||Globally, groundwater plays a major role in supplying drinking water for urban and rural
population and is used for irrigation to grow crops and in many industrial processes. A novel
self-learning random forest (SLRF) model is developed and validated for groundwater yield
zonation within the Yeondong Province in South Korea. This study was conducted with an
inventory data initially divided randomly into 70% for training and 30% for testing and 13
groundwater-conditioning factors. SLRF was optimized using Bayesian optimization method.

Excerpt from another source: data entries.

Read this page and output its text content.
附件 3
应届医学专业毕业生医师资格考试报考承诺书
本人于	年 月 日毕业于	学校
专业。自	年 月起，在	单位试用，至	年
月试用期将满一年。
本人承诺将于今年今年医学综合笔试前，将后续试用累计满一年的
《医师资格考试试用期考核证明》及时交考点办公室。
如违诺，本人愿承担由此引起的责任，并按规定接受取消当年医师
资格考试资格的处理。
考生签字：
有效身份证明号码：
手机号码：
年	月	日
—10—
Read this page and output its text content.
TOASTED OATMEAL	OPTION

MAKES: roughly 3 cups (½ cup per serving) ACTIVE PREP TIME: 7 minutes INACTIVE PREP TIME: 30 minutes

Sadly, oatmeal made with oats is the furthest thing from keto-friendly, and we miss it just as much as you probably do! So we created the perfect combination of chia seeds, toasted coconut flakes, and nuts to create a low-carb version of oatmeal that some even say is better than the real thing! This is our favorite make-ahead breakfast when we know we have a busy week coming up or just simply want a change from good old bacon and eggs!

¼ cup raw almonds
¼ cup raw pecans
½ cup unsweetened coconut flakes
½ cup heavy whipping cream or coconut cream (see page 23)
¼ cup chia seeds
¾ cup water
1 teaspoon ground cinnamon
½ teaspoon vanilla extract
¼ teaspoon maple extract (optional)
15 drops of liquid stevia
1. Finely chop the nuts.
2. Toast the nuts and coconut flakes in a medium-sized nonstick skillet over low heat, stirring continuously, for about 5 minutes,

We also compared our method to other machine learning methods including support
vector machine (SVM), artificial neural networks (ANN), decision trees (DT), and voting
ensemble models. Model validation was accomplished using several methods, including a
confusion matrix, receiver operating characteristics, cross-validation, and McNemars test.
Our proposed self-learning method improves random forest (RF) generalization performance
by about 23%, with SLRF success rates of 0.76 and prediction rates of 0.83. In
addition, the optimized SLRF performed better [according to a threefold cross-validated
AUC (area under curve) of 0.75] than that using randomly initialized parameters (0.57).

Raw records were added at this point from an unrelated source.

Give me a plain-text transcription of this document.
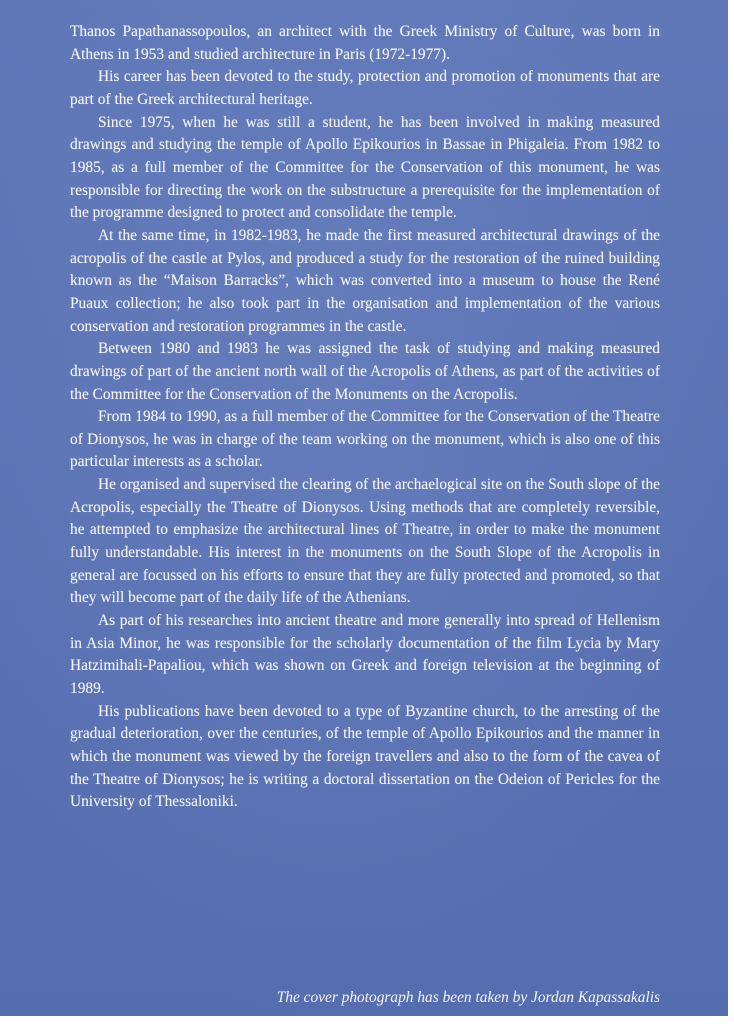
Thanos Papathanassopoulos, an architect with the Greek Ministry of Culture, was born in Athens in 1953 and studied architecture in Paris (1972-1977).

His career has been devoted to the study, protection and promotion of monuments that are part of the Greek architectural heritage.

Since 1975, when he was still a student, he has been involved in making measured drawings and studying the temple of Apollo Epikourios in Bassae in Phigaleia. From 1982 to 1985, as a full member of the Committee for the Conservation of this monument, he was responsible for directing the work on the substructure a prerequisite for the implementation of the programme designed to protect and consolidate the temple.

At the same time, in 1982-1983, he made the first measured architectural drawings of the acropolis of the castle at Pylos, and produced a study for the restoration of the ruined building known as the “Maison Barracks”, which was converted into a museum to house the René Puaux collection; he also took part in the organisation and implementation of the various conservation and restoration programmes in the castle.

Between 1980 and 1983 he was assigned the task of studying and making measured drawings of part of the ancient north wall of the Acropolis of Athens, as part of the activities of the Committee for the Conservation of the Monuments on the Acropolis.

From 1984 to 1990, as a full member of the Committee for the Conservation of the Theatre of Dionysos, he was in charge of the team working on the monument, which is also one of this particular interests as a scholar.

He organised and supervised the clearing of the archaelogical site on the South slope of the Acropolis, especially the Theatre of Dionysos. Using methods that are completely reversible, he attempted to emphasize the architectural lines of Theatre, in order to make the monument fully understandable. His interest in the monuments on the South Slope of the Acropolis in general are focussed on his efforts to ensure that they are fully protected and promoted, so that they will become part of the daily life of the Athenians.

As part of his researches into ancient theatre and more generally into spread of Hellenism in Asia Minor, he was responsible for the scholarly documentation of the film Lycia by Mary Hatzimihali-Papaliou, which was shown on Greek and foreign television at the beginning of 1989.

His publications have been devoted to a type of Byzantine church, to the arresting of the gradual deterioration, over the centuries, of the temple of Apollo Epikourios and the manner in which the monument was viewed by the foreign travellers and also to the form of the cavea of the Theatre of Dionysos; he is writing a doctoral dissertation on the Odeion of Pericles for the University of Thessaloniki.

The cover photograph has been taken by Jordan Kapassakalis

SLRF outperformed all of the other models for the testing dataset (RF, SVM, ANN, DT,
and Voted ANN-RF) when the overall accuracy, prediction rate, and cross-validated AUC
metrics were considered. The SLRF also estimated the contribution of individual groundwater
conditioning factors and showed that the three most influential factors were geology
(1.00), profile curvature (0.97), and TWI (0.95). Overall, SLRF effectively modeled
groundwater potential, even within data-scarce regions.